I've spent the last couple of months making baby clothes. Not for my own benefit, or Doug's (for the most part; he did get a pair of shorts), but for gifts for the babies of two different people, both of whom coincidentally are having girls. I'm not particularly close to either recipient, oddly, but it's just been so long since I've been able to make girl stuff that I jumped at the chances.
Wednesday I will send out two baby presents. Both to women I dearly love but am not close to.

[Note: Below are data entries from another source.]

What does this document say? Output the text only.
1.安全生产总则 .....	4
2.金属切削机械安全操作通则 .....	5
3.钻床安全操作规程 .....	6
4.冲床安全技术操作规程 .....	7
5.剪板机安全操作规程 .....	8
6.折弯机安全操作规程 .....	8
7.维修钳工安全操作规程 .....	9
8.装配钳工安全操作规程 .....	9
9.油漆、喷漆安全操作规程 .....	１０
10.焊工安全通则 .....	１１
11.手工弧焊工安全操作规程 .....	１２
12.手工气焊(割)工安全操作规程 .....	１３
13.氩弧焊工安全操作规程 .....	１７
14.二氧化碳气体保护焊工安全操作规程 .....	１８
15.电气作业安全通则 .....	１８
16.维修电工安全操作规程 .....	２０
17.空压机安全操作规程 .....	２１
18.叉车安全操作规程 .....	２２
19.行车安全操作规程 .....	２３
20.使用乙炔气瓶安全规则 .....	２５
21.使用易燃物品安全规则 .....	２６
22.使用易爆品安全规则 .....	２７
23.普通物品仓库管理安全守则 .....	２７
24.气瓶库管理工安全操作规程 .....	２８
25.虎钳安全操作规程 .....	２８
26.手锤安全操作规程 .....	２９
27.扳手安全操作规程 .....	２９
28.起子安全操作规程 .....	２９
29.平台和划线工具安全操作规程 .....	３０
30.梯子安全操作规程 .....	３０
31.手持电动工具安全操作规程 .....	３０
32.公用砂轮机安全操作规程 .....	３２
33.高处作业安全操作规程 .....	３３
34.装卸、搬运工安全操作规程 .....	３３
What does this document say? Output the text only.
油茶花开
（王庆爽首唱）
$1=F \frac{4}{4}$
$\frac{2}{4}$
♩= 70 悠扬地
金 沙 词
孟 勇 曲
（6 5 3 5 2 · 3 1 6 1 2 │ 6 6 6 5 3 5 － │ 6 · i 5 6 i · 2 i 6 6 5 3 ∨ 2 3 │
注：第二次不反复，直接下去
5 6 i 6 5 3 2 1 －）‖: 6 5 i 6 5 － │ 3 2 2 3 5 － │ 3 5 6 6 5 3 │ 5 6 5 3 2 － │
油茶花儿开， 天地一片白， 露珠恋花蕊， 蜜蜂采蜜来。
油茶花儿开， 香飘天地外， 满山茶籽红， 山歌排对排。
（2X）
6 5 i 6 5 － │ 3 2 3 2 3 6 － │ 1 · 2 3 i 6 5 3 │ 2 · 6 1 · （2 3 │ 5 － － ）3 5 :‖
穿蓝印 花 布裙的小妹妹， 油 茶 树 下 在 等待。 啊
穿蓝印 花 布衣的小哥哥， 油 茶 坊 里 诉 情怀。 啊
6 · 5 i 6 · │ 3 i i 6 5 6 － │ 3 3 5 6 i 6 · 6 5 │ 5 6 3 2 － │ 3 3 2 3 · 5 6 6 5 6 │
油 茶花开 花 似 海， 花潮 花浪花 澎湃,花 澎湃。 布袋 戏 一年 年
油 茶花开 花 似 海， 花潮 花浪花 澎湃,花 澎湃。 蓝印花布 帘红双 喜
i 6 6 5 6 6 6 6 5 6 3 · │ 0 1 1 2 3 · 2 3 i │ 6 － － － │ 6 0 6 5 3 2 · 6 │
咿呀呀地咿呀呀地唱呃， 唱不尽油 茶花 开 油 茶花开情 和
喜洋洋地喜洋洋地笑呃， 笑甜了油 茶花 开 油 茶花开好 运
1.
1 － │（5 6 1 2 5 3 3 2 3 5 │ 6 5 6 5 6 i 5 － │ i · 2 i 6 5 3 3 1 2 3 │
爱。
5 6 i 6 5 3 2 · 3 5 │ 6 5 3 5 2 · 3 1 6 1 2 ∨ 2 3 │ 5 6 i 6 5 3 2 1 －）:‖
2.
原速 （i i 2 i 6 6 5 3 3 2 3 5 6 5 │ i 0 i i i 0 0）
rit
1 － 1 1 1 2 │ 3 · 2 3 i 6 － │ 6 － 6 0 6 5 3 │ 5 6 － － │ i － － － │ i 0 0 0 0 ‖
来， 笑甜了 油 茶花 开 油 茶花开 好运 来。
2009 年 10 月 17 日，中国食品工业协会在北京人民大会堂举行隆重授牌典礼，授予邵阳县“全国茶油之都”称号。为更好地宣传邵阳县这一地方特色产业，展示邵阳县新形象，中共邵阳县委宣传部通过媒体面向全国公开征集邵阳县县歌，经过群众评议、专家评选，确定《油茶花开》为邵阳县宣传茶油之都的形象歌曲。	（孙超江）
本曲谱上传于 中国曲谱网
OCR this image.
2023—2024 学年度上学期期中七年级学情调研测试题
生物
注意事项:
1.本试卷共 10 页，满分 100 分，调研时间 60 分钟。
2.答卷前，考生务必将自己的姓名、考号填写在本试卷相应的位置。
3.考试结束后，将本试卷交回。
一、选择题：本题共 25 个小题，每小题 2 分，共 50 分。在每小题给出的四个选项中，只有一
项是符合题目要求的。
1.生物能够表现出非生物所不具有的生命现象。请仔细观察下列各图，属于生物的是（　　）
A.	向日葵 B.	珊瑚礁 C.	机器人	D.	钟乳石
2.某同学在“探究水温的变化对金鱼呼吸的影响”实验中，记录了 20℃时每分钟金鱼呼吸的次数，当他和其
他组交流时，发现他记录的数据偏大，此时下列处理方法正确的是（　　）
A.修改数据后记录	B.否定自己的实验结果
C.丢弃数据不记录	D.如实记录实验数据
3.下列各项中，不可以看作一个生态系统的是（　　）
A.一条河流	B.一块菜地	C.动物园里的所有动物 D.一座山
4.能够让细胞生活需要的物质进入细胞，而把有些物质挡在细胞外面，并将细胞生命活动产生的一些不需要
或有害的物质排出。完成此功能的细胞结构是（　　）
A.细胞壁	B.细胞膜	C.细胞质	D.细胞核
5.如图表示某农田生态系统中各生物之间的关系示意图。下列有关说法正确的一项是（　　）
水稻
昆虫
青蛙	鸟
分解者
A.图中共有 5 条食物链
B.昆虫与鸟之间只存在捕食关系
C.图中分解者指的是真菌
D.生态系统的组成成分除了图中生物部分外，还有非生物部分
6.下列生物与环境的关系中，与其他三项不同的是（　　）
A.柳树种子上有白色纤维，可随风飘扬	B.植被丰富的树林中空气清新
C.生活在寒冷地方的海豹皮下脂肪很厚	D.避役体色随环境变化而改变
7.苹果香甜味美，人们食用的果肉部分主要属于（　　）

One of the mothers has been kind of an ass to me lately, and I debated long and hard over whether I should make anything for her baby at all, but it when it came down to brass tacks, I decided to go ahead with it, because the decision says more about me than it does about her.
And what it says is this: I'm sorry.
I'm sorry that you are being born into an unstable situation because your mother thrives on drama like it is mother's milk and can't see how detrimental that will be to your childhood.
I'm sorry that your mother is an adult who is still more concerned with having fun and partying than staying in and taking care of her kids for even a little bit, and so you will be shuttled from one relative to the next probably from the time you come home from the hospital.
I'm sorry that you're being born into a family that thinks money is the only definition of success and that children will be just fine to be raised with material goods rather than love from and time with their parents.
I'm sorry you will be raised by someone who thinks that discipline is bad parenting and therefore will never guide you in how you should act, which will leave you woefully unprepared for adulthood.
I'm sorry that you're going to be the repository of all your mother's failed hopes and dreams. Been there, done that. Wouldn't wish it on my worst enemy.
I'm sorry that you're going to be raised by a mother who is obsessed with beauty and somehow fitting into a narrow notion of it she could never achieve, and so does not recognize her own innate beauty, and will probably never recognize yours, unless you're lucky enough to be stick thin and blonde.
I'm sorry that you're being born into a family whose racial attitudes are reminiscent of the Deep South of the 1950s rather than 2013, and so when you grow up you will be completely unprepared for life in the mid 21st century, and will find yourself unfit for life in any metropolitan area, where you will be rejected for valuing your own skin color over other hues.
I'm sorry that you're being born into a family who believe your genitalia should determine not just what you wear and what you like to do, but how you should think and what you should be when you grow up, which is subservient to and dependent upon men.
I'm sorry that if you grow up somehow unscathed, or minimally scathed, by these backwards and dangerous attitudes, and have the gall to make your own way in the world and define success and happiness on your own terms, you will be rejected by the people whose approval you ache for. I've seen it happen to other people, and it's nasty, but I'll be there for you if it does.
I'm sorry that I won't be able to mitigate any of this. I would like to be a calm place for you to hide when you are a child. I would like to be an example of another way of living, much as I make a poor example in some ways. I would like to be one of those people giving your mother one of her endless breaks, so you can get that baby time of being held and hearing a heartbeat. But I can't parent all the kids in the world, and I've never been close enough to your mother (nevermind that I love her deeply) to begin to place myself in that space, and I am sorriest of all for that. The good news is, I'm not infallible, and babies change people. Maybe you'll get lucky and I'll be wrong about all of the above. Your mom does have a good heart, after all. I wouldn't send off anything handmade otherwise.